Anyone with an IQ above 80 should have been able to see the inevitable as reality hurtled towards my portfolio. Revenue grew to $120 million over the next two annual reports, offset by annual losses as high as $600 million. You would be hard pressed to find another company that could lose money from operations as fast as this one. I sold the entire position in June 2000 as the company not only announced losses would be higher than expected, but that its revenue base was projected to decline. The result was a loss of nearly 50% from my average cost basis and a drawdown of roughly 80% from the height of the market. The company was eventually absorbed back into General Electric for approximately $2/share and mostly shut down a few years later.

It is said that losing money is the best teacher. My losses from this investment where larger than my outlays on college tuition a few years later and arguably more formative in my investing process. I came away humbled and determined to never find myself (or others) in such a situation again.

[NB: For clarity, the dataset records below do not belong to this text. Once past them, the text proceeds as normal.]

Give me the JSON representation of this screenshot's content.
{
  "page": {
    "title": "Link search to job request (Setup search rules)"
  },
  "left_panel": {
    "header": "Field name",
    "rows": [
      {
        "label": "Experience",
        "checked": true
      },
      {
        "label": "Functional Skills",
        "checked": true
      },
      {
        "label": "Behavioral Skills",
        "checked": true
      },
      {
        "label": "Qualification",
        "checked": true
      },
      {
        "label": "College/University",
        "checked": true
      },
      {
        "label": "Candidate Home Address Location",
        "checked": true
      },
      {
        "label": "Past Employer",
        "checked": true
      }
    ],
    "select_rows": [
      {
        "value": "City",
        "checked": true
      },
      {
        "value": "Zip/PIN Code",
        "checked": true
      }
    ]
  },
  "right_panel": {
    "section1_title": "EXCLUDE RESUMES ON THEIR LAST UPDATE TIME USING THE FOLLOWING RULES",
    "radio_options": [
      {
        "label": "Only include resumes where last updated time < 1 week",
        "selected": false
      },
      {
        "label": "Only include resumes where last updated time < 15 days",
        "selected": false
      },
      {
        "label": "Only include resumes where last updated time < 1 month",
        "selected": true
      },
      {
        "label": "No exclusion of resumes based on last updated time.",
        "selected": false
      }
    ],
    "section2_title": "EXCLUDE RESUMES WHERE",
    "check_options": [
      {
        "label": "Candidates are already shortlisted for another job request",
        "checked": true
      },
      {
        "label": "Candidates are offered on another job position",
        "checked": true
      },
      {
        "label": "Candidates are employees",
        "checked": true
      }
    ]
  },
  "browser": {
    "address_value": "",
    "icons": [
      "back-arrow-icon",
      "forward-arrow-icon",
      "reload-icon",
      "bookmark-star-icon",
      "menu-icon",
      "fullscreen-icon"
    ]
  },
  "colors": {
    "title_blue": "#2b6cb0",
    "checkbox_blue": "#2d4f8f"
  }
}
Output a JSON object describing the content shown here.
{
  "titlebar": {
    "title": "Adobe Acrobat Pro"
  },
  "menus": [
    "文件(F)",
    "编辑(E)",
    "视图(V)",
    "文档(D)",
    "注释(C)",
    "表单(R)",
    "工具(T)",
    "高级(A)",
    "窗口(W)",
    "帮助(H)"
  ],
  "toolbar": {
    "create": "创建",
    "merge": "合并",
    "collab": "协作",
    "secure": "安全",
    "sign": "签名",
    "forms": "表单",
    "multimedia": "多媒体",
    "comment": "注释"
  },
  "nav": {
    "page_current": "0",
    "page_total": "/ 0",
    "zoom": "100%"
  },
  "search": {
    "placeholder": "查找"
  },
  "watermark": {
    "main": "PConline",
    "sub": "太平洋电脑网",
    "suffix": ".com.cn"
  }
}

While there are many lessons to be taken from my missteps, a few are worth mentioning for the benefit of those reading:

• DO NOT LET OVERCONFIDENCE TAKE OVER YOUR PORTFOLIO OR ANY ASPECT OF YOUR LIFE. I let favorable investment results in an extreme bull market fool me into thinking I was a better investor. I have spent the last 18 years studying (two college degrees, investment certifications, books, travel and personal investment research) how to become a better investor and I find that I typically have more questions than concrete answers whenever I tackle something new. Knowing that you don’t know everything is an advantage and should be at the core of research.
• Know that reading 10-Ks and other SEC reports is not enough. You must truly understand what is being communicated through these documents and be able to use them to develop a cogent description of how an investment will go about earning a return sufficient to offset your initial investment
• Diversification is a safety mechanism worth implementing in a portfolio. An 80% drawdown takes a 400% gain to bring a portfolio back to breakeven. Even investments with a 99% chance of success can be catastrophic if a 1% event occurs. A 1% chance of failure compounds into a 50:50 chance of failure after 40 periods, and any sequence of returns multiplied by a 100% loss is a total loss. I remain a concentrated investor (high-conviction positions sometimes grow to surpass 10% of my portfolio) but I no longer approach the extremes in concentration witnessed with NBCi.